Le seul inconvénient serait bien sûr, la langue. L’immense majorité des cours sont en italien, avec parfois quelques diaporamas en anglais basique. Des bases solides sont nécessaires pour passer le concours, et par la suite le fait d’être immergé dans la langue fera le reste. Cependant, l‘italien est une langue relativement simple à apprendre.

Le coût de la vie est le même qu’en France, mais les restaurants sont moins chers, le climat est doux et si vous aimez la culture italienne, vous serez servi !

En avantages, je vois tout d’abord le concours d’entrée : il s’agit d’un concours d’1h40 sous forme de QCM, constitué de 60 questions sur la Biologie, Chimie, Physique/Mathématiques et Raisonnement logique/Culture générale, niveau lycée. Ensuite, les études vétérinaires italiennes étant assez réputées, trouver un stage est relativement facile.

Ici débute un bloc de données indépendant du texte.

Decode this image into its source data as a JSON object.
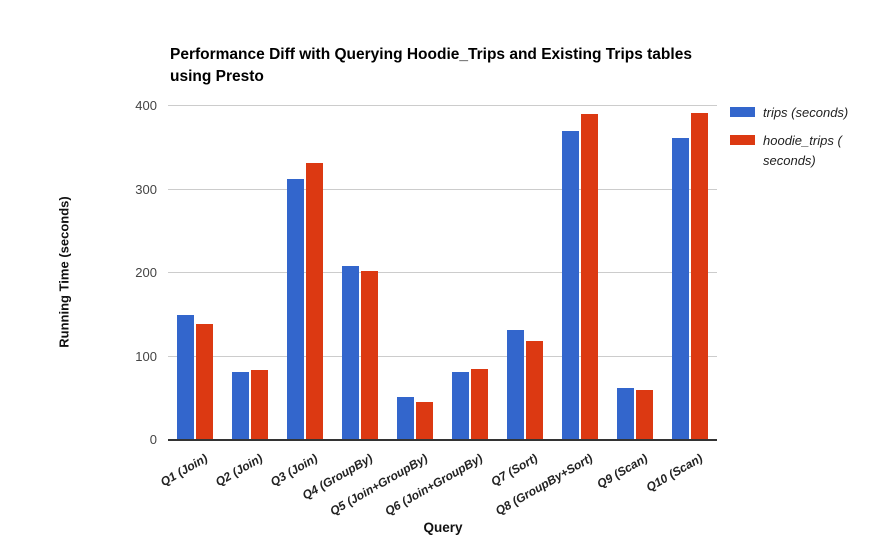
{
  "chart_data": {
    "type": "bar",
    "title": "Performance Diff with Querying Hoodie_Trips and Existing Trips tables using Presto",
    "title_lines": [
      "Performance Diff with Querying Hoodie_Trips and Existing Trips tables",
      "using Presto"
    ],
    "xlabel": "Query",
    "ylabel": "Running Time (seconds)",
    "categories": [
      "Q1 (Join)",
      "Q2 (Join)",
      "Q3 (Join)",
      "Q4 (GroupBy)",
      "Q5 (Join+GroupBy)",
      "Q6 (Join+GroupBy)",
      "Q7 (Sort)",
      "Q8 (GroupBy+Sort)",
      "Q9 (Scan)",
      "Q10 (Scan)"
    ],
    "series": [
      {
        "name": "trips (seconds)",
        "label_lines": [
          "trips (seconds)"
        ],
        "color": "#3366cc",
        "values": [
          150,
          81,
          313,
          208,
          52,
          82,
          132,
          370,
          62,
          362
        ]
      },
      {
        "name": "hoodie_trips (seconds)",
        "label_lines": [
          "hoodie_trips (",
          "seconds)"
        ],
        "color": "#dc3912",
        "values": [
          139,
          84,
          332,
          202,
          45,
          85,
          118,
          390,
          60,
          392
        ]
      }
    ],
    "ylim": [
      0,
      400
    ],
    "yticks": [
      0,
      100,
      200,
      300,
      400
    ],
    "grid": true,
    "legend_position": "right",
    "colors": {
      "gridline": "#cccccc",
      "baseline": "#333333",
      "tick_label": "#444444",
      "title": "#000000",
      "axis_label": "#111111",
      "category_label": "#222222",
      "legend_text": "#222222",
      "background": "#ffffff"
    }
  }
}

Autre avantage : le prix ! Les études se déroulant dans une université publique et non une école, elles coûtent entre 1000 et 3000€ par an, sur 5 ans, et il existe des bourses ou des financements.

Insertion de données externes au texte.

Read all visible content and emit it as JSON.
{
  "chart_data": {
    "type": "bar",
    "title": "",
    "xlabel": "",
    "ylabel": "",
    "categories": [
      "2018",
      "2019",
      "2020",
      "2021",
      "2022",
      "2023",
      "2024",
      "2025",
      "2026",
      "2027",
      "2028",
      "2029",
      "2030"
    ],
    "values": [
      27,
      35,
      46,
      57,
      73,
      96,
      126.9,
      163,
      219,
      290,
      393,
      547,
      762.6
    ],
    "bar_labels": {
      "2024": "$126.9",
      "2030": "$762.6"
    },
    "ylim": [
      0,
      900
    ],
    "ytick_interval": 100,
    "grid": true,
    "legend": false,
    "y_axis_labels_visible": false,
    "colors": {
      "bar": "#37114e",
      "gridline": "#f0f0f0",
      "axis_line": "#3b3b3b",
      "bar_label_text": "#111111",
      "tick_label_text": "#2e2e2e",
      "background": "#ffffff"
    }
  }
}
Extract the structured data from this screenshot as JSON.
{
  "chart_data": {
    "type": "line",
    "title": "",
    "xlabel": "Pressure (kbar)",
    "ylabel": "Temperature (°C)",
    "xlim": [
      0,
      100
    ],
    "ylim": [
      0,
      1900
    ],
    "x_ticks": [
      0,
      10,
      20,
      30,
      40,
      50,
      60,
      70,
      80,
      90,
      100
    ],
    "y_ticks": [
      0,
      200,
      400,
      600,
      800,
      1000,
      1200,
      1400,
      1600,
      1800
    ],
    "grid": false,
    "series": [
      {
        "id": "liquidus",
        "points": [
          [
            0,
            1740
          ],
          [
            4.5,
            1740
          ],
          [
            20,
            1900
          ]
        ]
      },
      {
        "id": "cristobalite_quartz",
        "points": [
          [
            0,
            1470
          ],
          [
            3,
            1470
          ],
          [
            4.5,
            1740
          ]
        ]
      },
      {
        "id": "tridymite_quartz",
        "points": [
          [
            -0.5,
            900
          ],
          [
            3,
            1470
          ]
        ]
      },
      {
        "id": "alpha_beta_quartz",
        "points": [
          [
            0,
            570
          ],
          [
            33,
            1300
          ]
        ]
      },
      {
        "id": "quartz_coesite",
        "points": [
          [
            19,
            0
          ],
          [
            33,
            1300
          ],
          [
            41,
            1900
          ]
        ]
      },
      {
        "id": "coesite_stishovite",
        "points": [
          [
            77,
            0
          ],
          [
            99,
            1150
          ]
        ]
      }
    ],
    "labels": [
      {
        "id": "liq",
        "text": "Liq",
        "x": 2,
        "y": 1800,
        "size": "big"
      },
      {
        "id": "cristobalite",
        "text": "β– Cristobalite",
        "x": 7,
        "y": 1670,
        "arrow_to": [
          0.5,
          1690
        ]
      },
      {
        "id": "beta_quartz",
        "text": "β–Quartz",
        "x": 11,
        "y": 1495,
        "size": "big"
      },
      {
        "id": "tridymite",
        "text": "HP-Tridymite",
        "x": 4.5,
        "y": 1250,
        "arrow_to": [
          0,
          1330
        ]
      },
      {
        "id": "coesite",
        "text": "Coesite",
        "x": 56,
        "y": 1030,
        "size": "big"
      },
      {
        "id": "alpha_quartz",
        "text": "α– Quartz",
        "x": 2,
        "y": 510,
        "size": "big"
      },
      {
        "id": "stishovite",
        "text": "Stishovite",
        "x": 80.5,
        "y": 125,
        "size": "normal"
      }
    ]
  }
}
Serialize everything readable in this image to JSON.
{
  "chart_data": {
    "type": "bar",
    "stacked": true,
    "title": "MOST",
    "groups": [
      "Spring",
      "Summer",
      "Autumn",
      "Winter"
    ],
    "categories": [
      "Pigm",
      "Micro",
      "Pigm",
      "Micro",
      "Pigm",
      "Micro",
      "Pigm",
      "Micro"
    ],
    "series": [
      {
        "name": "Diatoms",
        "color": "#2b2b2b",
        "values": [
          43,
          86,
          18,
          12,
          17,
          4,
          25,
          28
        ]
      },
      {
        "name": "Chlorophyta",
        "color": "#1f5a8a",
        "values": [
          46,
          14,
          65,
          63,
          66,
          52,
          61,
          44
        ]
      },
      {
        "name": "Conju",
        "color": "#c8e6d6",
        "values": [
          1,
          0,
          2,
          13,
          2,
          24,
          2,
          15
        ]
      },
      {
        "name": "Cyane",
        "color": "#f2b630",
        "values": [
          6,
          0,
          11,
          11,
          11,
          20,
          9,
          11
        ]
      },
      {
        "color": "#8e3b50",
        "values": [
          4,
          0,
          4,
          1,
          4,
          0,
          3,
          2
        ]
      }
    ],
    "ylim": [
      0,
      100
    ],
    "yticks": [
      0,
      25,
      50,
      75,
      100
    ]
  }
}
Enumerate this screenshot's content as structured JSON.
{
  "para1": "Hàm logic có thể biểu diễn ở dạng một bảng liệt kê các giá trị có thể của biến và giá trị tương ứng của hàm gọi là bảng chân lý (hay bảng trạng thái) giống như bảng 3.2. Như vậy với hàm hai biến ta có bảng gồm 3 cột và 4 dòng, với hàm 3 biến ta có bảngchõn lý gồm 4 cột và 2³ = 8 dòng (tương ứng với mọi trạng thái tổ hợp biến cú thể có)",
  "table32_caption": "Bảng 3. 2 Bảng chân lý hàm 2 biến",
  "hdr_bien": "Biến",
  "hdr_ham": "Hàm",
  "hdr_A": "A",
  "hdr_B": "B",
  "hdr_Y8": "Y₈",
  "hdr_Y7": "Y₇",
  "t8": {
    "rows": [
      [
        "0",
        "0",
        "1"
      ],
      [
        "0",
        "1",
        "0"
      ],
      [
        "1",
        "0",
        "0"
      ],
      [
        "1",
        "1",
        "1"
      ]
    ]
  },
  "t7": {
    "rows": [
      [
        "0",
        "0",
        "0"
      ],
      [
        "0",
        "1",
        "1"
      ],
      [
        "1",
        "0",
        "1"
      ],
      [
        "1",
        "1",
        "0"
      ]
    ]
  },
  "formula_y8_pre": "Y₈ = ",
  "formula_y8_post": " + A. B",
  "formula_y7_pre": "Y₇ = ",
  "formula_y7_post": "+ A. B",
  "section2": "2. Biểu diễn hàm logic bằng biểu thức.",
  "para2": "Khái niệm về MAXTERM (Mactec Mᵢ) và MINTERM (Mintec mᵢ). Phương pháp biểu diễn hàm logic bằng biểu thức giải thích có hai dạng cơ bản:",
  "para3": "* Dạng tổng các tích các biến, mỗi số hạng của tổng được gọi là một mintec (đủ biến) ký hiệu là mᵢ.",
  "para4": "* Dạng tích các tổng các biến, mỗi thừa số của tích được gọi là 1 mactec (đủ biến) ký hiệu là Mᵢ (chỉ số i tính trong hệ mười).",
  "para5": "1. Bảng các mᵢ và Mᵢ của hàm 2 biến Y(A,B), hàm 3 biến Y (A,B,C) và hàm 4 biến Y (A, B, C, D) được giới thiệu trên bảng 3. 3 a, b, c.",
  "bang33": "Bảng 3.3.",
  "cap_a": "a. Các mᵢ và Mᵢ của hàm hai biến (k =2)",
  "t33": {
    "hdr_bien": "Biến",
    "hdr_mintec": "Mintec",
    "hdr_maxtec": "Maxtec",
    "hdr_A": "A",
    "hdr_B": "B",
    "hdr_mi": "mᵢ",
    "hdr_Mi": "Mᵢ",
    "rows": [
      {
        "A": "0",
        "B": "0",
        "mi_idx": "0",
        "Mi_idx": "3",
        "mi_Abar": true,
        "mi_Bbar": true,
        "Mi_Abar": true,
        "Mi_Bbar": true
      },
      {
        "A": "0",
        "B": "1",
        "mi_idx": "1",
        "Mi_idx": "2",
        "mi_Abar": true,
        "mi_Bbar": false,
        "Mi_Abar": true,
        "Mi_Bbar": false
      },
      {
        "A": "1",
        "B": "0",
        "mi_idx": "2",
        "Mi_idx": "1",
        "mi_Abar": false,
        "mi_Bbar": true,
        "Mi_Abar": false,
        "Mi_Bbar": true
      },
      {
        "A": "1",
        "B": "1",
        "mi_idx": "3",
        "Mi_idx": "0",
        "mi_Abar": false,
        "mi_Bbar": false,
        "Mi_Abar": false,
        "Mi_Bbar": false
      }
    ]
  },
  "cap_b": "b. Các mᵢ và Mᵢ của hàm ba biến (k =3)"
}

Des questions ? Posez-les en commentaire !

4 Commentaires

  1. Anonyme

    J’apprécie cette description si détaillée et j’espère que la suite des études se poursuivront toujours dans cette parfaite ambiance . Mamie .

    Réponse
  2. Marc

    Merci beaucoup pour nous faire partager votre expérience avec autant d’enthousiasme !
    Je vous souhaite le meilleur dans vos études !

    Réponse
  3. Emilie

    Merci pour l’article. Combien d’étudiants passent le concours et quel est le pourcentage qui intègrent ? Merci beaucoup

    Réponse
    • Romane

      Bonjour !
      Cela dépend des années, en moyenne il y a environ 11 000 étudiants qui s’inscrivent chaque année, pour environ 880 places disponibles. A savoir que beaucoup d’étudiants passent aussi le test de Médecine et donc libèrent des places au fur et à mesure; de même, beaucoup d’étudiants ne se présentent pas le jour J ou n’obtiennent pas le score minimal pour être admis dans le classement (qui est de 20 points). Au final, entre 3000 et 5000 étudiants obtiennent les 20 points nécessaires et peuvent être admis.